Brandon Fibbs · @bfibbs
21st Nov 2012 from Twitlonger
LINCOLN -- a pygmy review:
I am not a cynical person. I resist it, even when it is perhaps sorely called for. I will, all things being equal, always choose to fall on the side of idealism. If I must err, let it always be in the company of hope and optimism. They are far sturdier companions -- while basking in the light or fumbling witless in the dark. And so, when presented with a film like "Lincoln," a film with many faults, I cannot allow myself to be caught up in valid trivialities when the work, imperfect though it may be, is nonetheless crammed with the stuff of distinction and significance.
It is said that a watched pot never boils. "Lincoln," too often, feels like a watched pot. The viewer senses almost every one of its 149 minutes. It is a slow burn. And yet, based on the torturous slog that is the events in question, perhaps that is not altogether unfitting. Like many, I found myself put off by its lack of character development, its stilted and anachronistic speech that hobbled from too many of its characters' mouths, and its early and vast swaths of scenes rendered as if from the sort of school play all parents attend out of duty but not desire. And yet, around an hour into the film, I abruptly realized I had turned a corner -- I was engrossed and the material was suddenly compelling. Early indiscretions were nearly forgotten. A story of righteous victory, snatched from the jaws of injustice by hook and by crook, "Lincoln" is propaganda to be sure -- made with historical rigor, but more than a little of the agitpropistic excesses that Emmanuel Leutze, and other great artists who have tried to capture the American sacred, would doubtless recognize.

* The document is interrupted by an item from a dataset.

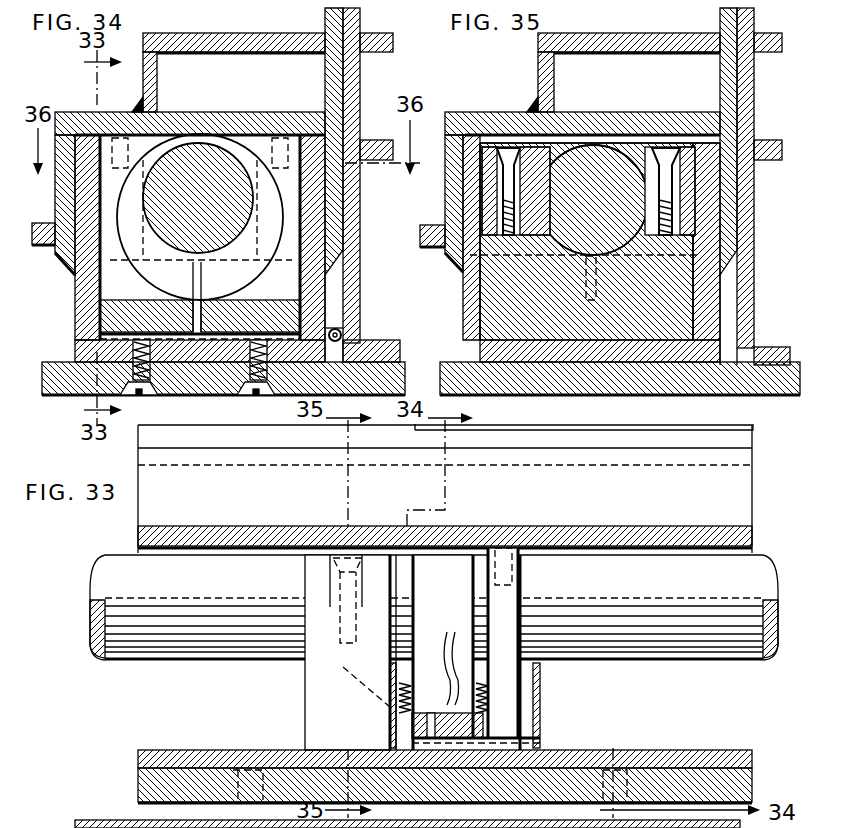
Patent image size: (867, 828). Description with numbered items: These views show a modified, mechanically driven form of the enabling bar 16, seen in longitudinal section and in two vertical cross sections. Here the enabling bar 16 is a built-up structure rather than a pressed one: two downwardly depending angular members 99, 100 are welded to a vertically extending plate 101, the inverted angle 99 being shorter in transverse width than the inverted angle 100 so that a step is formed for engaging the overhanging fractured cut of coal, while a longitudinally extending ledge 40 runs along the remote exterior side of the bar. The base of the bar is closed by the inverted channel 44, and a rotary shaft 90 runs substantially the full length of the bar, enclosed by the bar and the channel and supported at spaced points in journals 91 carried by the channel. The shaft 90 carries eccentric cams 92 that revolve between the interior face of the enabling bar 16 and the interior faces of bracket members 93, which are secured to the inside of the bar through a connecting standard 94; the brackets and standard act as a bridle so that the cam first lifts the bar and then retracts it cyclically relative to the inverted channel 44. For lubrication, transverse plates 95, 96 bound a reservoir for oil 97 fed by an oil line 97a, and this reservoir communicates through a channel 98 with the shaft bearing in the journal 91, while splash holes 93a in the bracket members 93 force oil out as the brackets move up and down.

It is, perhaps, impossible to depict an icon without such embellishments, even an icon as poignantly, humanly and even drolly depicted as this. The film might well have been better if it didn't take itself as seriously as it took its subject. And yet, despite that -- despite the fact that it did not end even as Thalia and Melpomene begged just beyond the fourth wall for it to do so, and despite that not once did I find an accumulation of moisture in my eyes -- despite all that, "Lincoln" is a film of great and spectacular stature.
If his last several films are any indication, Steven Spielberg appears to have found himself again. An artist of unbridled optimism and possessing an unabashed contempt for cynicism, Spielberg, like many, lost himself and his art after the devastating events of 9/11. But "Lincoln" is the latest in what I hope can be seen as a pattern -- a pattern pointing to the return of the sorts of films that are unapologetic in their patriotism, poignance and power.